Le jumeau numérique de l’océan
1 février 2023
1 février 2023
Le groupement de recherche « Océan et mers » du CNRS a proposé les 25 et 26 janvier dernier de découvrir « l’océan dans toutes ses dimensions », y compris sous une forme virtuelle avec « le jumeau numérique de l’océan » développé par la société française Mercator Océan International à Toulouse. Ce métavers des mers permet aux chercheurs du monde entier d’anticiper les effets de la crise climatique dans les milieux marins.
Avec les derniers développements des technologies de virtualisation 3D, il est désormais possible de créer un monde parallèle au nôtre, qui serait aussi fidèle que l’original. Ces doubles numériques permettent aux chercheurs d’étudier l’évolution des désordres environnementaux qui s’amplifient sous la pression des activités humaines. Prévoir afin de mieux préserver notre patrimoine océanique, tel est l’objectif du jumeau numérique de l’océan que développe, à la demande des instances européennes, la société Mercator Ocean International.
Cette simulation informatique qui carbure aux programmes d’intelligence artificielle se nourrit de toutes les données issues des observations océaniques satellitaires ou provenant de capteurs en mer, explique Ronan Fablet, enseignant à IMT Atlantique et chercheur en sciences du numérique au laboratoire Lab Sticc de Brest. Il est interrogé par Jeanne Richard, notre spécialiste environnement.

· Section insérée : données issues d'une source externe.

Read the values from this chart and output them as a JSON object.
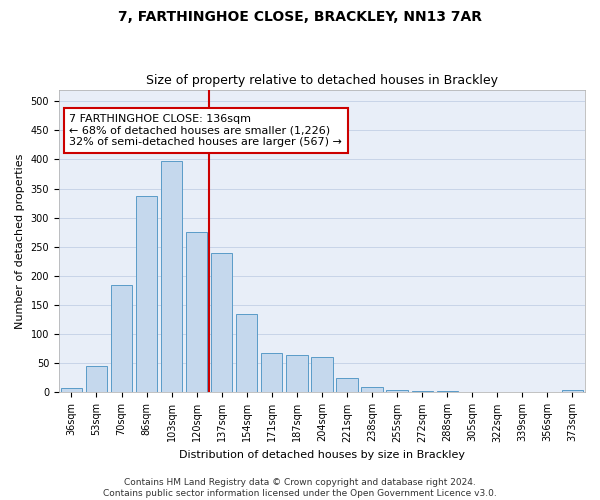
{
  "title": "7, FARTHINGHOE CLOSE, BRACKLEY, NN13 7AR",
  "subtitle": "Size of property relative to detached houses in Brackley",
  "xlabel": "Distribution of detached houses by size in Brackley",
  "ylabel": "Number of detached properties",
  "categories": [
    "36sqm",
    "53sqm",
    "70sqm",
    "86sqm",
    "103sqm",
    "120sqm",
    "137sqm",
    "154sqm",
    "171sqm",
    "187sqm",
    "204sqm",
    "221sqm",
    "238sqm",
    "255sqm",
    "272sqm",
    "288sqm",
    "305sqm",
    "322sqm",
    "339sqm",
    "356sqm",
    "373sqm"
  ],
  "values": [
    8,
    45,
    185,
    338,
    398,
    275,
    240,
    135,
    68,
    65,
    60,
    25,
    10,
    5,
    3,
    2,
    1,
    1,
    1,
    1,
    4
  ],
  "bar_color": "#c5d8ed",
  "bar_edge_color": "#5a9bc8",
  "grid_color": "#c8d4e8",
  "background_color": "#e8eef8",
  "vline_color": "#cc0000",
  "annotation_text": "7 FARTHINGHOE CLOSE: 136sqm\n← 68% of detached houses are smaller (1,226)\n32% of semi-detached houses are larger (567) →",
  "annotation_box_color": "#cc0000",
  "ylim": [
    0,
    520
  ],
  "yticks": [
    0,
    50,
    100,
    150,
    200,
    250,
    300,
    350,
    400,
    450,
    500
  ],
  "footer": "Contains HM Land Registry data © Crown copyright and database right 2024.\nContains public sector information licensed under the Open Government Licence v3.0.",
  "title_fontsize": 10,
  "subtitle_fontsize": 9,
  "xlabel_fontsize": 8,
  "ylabel_fontsize": 8,
  "tick_fontsize": 7,
  "annotation_fontsize": 8,
  "footer_fontsize": 6.5
}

« On peut observer les océans depuis l’espace, pour collecter des données, on déploie aussi des capteurs qui vont plonger dans l’océan puis remonter en délivrant un certain nombre de mesures, comme la température ou la salinité de l’eau, par exemple, ou encore la concentration en zooplancton ou en phytoplancton dans une zone. Ces informations seront ensuite transmises par satellite et intégrées dans la base de données du « jumeau numérique » », explique Ronan Fablet. « Si un chercheur s’intéresse au climat, ces mesures lui permettront d’évaluer l’élévation de la mer ou la progression de la température des océans, mais ce « jumeau numérique » se relève utile pour observer les activités des pêcheries en récupérant des données sur le nombre de navires, les tonnages de pêche ou encore les déplacements et les concentrations de bâtiments dans une zone précise pour étudier leur impact sur l’environnement maritime. »
Puis Ronan Fablet poursuit : « Cette multitude de données issue des différents systèmes d’observation nous permet actuellement de bien visualiser ce qui se passe à la surface des mers, en revanche, pour étudier les profondeurs du milieu océanique, nous manquons encore d’informations », dit-il. « Afin de compenser ce déficit de données d’observation, nous disposons de modèles mathématiques et de programmes d’intelligence artificielle. Et nous combinons les données d’observations avec ces modélisations mathématiques pour que le « jumeau numérique » puisse avoir des capacités de prévisions et de scénarisation sur l’évolution de l’océan. »
L’Espagne, l’Italie, la Norvège, le Portugal, le Royaume-Uni et la France s’étaient engagés à transformer la société Mercator Ocean International en une « organisation intergouvernementale en charge du premier océan numérique du monde ». Cette nouvelle structure est destinée aux chercheurs, aux industries de la mer, aux gouvernements, mais aussi aux associations et à l’ensemble de la société civile. Le jumeau numérique océanique offre ainsi un outil d’aide à la décision ouvert à tous les pays, pour trouver collectivement des solutions à la crise environnementale qui affecte notre planète bleue.